Морин покачала головой, утомленная борьбой, и теперь Морис почувствовал необходимость поддержать ее: "Нет, вы не собираетесь ничего вставлять ему в горло", - сказал он медсестре.
Затем Морис почувствовал, как Джеймс сжал его руку.
Как бы поддерживая его. Как бы говоря: не позволяй ей вставить эту чертову штуку.
Медсестра ушла. Джеймс продолжал сжимать руку Мориса.
Дыхание Джеймса заметно улучшилось. На следующий день его отключили от аппарата искусственного дыхания. Он ел. Он разговаривал. Он поднялся с кровати и с помощью ходунков начал передвигаться. Когда Морис увидел Джеймса, он выскочил в коридор и разрыдался.
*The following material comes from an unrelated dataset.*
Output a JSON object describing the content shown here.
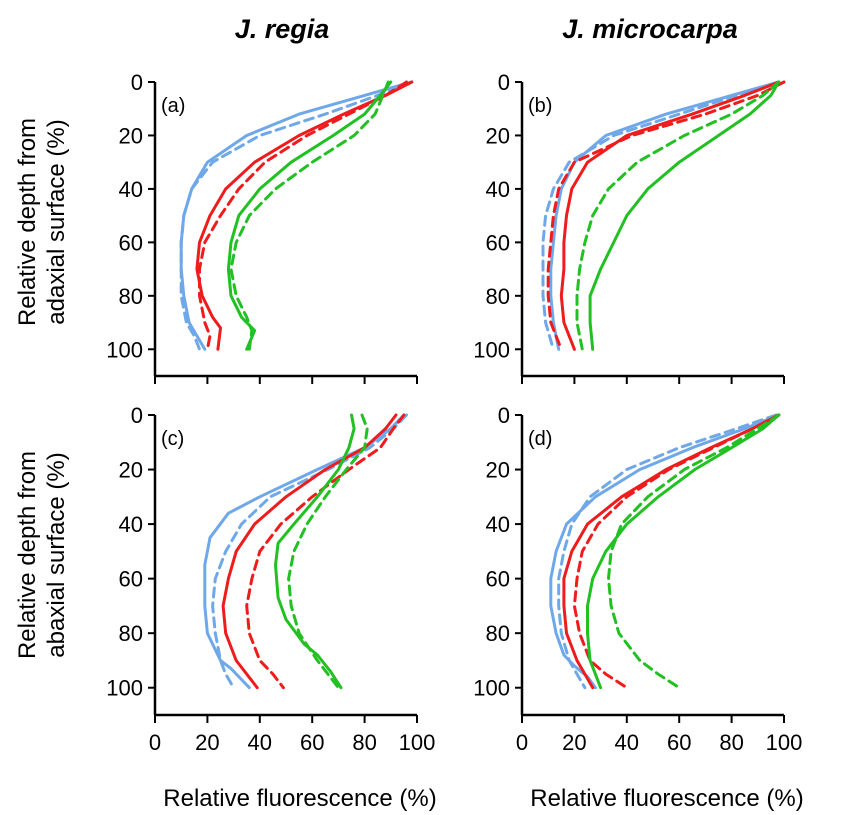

Морин находилась в Лос-Анджелесе уже почти год, а состояние Джеймса не улучшалось. Она попросила Дьюитта снова вылететь, что он и сделал.
Когда-то давно Джеймс признался Джойлетт, что отец редко бывал с ним ласков. Но Дьюитт Янси любил Джеймса. Успехи сына были для него самым большим источником гордости и личного удовлетворения.
Беверли Дьюитт и Джеймс Дьюитт были молчаливыми людьми, которые направляли свои самые глубокие чувства в работу. Тем не менее, музыкальный язык, на котором говорил Джеймс, принадлежал его отцу. Он не помнил, как сидел на коленях у Дьюитта, как пальцы отца пощипывали его живот, но ноты все равно выходили из него.
Дьюитт преодолел свои собственные фобии, чтобы дважды прилететь в столицу автострад мира. Он навещал сына в больнице в течение нескольких дней. Когда пришло время уходить, он наклонился и поцеловал Джеймса в лоб.